Of the countless examples of what has gone wrong let me quote a few. Way back in 1987, while researching in Britain’s public records office, I was startled to come across Jawaharlal Nehru’s top-secret note on his 1954 visit to China and Vietnam. He had sent a copy to his British counterpart, Winston Churchill, and the British had scrupulously sent it to the PRO after 30 years. I promptly published a summary of it in my column. The next year this note formed part of the fourth volume of Nehru’s Letters to Chief Ministers, edited by the late G. Parathasarthi, and much later in the second series of Selected Writings of Jawaharlal Nehru.

While writing his memoirs after retirement, Kewal Singh, a former foreign secretary and high commissioner to Pakistan, needed to look at some of his own dispatches from Karachi (where the Pakistani foreign office was then located) and a few related notes. His request to the government was refused. How he got around this obstruction is best left unstated.

Even more scandalous is the government’s refusal to publish the official histories, written by the defence ministry’s historians, of the 1962, 1965 and 1971 wars. High-powered official committees have recommended their publications but abominable "no-men" of ministries of home affairs and external affairs have blocked this.

In 2005, the centenary year of Lal Bahadur Shastri, Prime Minister Manmohan Singh was willing to declassify all documents relating to the short-lived Shastri era so that a definitive biography of Shastriji could be written. All his efforts got lost in the politico-bureaucratic labyrinth.
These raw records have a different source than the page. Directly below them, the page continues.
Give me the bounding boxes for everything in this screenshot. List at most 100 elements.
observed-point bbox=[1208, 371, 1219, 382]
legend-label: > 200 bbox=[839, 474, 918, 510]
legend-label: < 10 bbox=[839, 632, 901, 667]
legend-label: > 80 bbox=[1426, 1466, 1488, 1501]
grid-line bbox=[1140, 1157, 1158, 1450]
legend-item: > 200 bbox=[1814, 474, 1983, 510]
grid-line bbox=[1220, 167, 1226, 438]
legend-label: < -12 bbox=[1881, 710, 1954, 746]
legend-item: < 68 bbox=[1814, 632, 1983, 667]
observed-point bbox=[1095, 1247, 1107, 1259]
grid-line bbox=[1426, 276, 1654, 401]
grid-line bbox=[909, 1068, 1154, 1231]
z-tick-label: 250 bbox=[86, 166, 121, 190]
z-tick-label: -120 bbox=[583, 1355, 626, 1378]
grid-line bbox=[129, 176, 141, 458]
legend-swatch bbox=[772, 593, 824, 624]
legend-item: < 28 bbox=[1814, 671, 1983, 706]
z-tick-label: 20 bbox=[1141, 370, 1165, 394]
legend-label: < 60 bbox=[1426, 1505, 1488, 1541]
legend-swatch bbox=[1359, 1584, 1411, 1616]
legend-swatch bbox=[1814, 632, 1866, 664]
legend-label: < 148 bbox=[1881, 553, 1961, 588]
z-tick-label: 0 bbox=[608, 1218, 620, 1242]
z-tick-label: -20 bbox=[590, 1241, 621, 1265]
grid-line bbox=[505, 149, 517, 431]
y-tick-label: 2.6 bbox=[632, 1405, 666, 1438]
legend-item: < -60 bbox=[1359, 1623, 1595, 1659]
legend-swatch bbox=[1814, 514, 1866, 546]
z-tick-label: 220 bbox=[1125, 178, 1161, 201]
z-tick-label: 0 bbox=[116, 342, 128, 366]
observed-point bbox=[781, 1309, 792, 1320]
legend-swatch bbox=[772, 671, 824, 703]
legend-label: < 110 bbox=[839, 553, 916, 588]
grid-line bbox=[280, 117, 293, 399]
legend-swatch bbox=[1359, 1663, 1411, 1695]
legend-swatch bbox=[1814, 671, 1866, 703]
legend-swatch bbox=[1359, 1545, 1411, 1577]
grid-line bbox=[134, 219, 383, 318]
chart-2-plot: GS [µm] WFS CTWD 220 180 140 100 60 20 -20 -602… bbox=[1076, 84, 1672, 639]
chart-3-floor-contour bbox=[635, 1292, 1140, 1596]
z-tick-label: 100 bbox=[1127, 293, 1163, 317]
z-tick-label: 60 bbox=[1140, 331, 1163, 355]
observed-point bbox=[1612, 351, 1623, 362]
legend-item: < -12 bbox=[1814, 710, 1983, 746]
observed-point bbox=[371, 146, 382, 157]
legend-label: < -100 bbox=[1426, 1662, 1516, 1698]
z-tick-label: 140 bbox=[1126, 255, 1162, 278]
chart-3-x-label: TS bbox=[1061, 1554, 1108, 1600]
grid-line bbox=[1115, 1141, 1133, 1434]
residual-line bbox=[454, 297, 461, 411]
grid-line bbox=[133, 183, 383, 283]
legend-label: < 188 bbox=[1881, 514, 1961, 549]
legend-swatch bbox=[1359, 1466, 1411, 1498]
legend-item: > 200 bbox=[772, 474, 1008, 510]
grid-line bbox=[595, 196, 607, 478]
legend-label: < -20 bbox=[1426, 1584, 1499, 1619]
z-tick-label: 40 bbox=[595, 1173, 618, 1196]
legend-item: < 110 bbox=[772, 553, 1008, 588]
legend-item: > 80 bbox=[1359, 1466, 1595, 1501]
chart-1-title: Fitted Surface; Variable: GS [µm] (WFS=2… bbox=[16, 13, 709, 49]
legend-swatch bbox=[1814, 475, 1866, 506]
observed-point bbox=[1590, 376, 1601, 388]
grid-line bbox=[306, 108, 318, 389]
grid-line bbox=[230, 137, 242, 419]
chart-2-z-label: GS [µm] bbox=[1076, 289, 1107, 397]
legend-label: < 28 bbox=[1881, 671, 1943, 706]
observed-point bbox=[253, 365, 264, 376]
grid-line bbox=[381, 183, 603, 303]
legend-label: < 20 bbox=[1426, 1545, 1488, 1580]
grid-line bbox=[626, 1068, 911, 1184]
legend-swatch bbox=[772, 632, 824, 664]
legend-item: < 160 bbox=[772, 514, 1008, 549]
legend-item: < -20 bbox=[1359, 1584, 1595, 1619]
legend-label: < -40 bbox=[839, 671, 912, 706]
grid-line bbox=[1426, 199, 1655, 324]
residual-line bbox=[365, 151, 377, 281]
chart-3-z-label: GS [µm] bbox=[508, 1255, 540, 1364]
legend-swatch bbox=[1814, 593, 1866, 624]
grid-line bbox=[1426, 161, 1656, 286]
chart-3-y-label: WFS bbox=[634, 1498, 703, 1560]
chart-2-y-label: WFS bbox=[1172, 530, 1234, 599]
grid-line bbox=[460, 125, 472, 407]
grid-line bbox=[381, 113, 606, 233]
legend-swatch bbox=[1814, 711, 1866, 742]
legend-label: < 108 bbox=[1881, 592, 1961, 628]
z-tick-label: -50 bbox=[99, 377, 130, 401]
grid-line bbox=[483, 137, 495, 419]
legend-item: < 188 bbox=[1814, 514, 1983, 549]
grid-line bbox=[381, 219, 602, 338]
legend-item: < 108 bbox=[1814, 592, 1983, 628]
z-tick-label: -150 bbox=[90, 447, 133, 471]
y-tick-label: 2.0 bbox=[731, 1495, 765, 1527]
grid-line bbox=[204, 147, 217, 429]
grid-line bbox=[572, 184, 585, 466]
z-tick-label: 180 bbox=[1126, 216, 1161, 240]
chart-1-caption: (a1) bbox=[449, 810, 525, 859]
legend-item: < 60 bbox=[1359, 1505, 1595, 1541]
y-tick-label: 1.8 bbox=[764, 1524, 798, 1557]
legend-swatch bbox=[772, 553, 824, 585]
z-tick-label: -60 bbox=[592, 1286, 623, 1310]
What happened to similar attempts by Rajiv Gandhi cannot be described in available space. What must take the cake, however, is that the 1914 file on MacMahon Line is open to anyone in London’s India Office Library. Here it has the highest classification!

Against this bleak backdrop, it is remarkable that Natwar Singh, in his latest and eminently readable book My China Diary (1956-88) — it covers his years at the Indian embassy in Beijing, his experience as liaison officer with Zhou Enlai during the latter’s 1960 failed talks with Nehru in Delhi and Rajiv Gandhi’s path-breaking 1988 visit to China when he was minister of state in the MEA — has published, for the first time, the verbatim record of the somewhat tense Nehru-Zhou conversation on April 25, 1960.

Rather excitedly, I asked him whether he had the government’s permission to publish this document and, if so, why hadn’t he included the rest of the talks between the two Prime Ministers. The former foreign affairs minister replied that he had no such permission; he had found the document in the P.N. Haksar Papers in the Jawaharlal Nehru Memorial Museum and Library.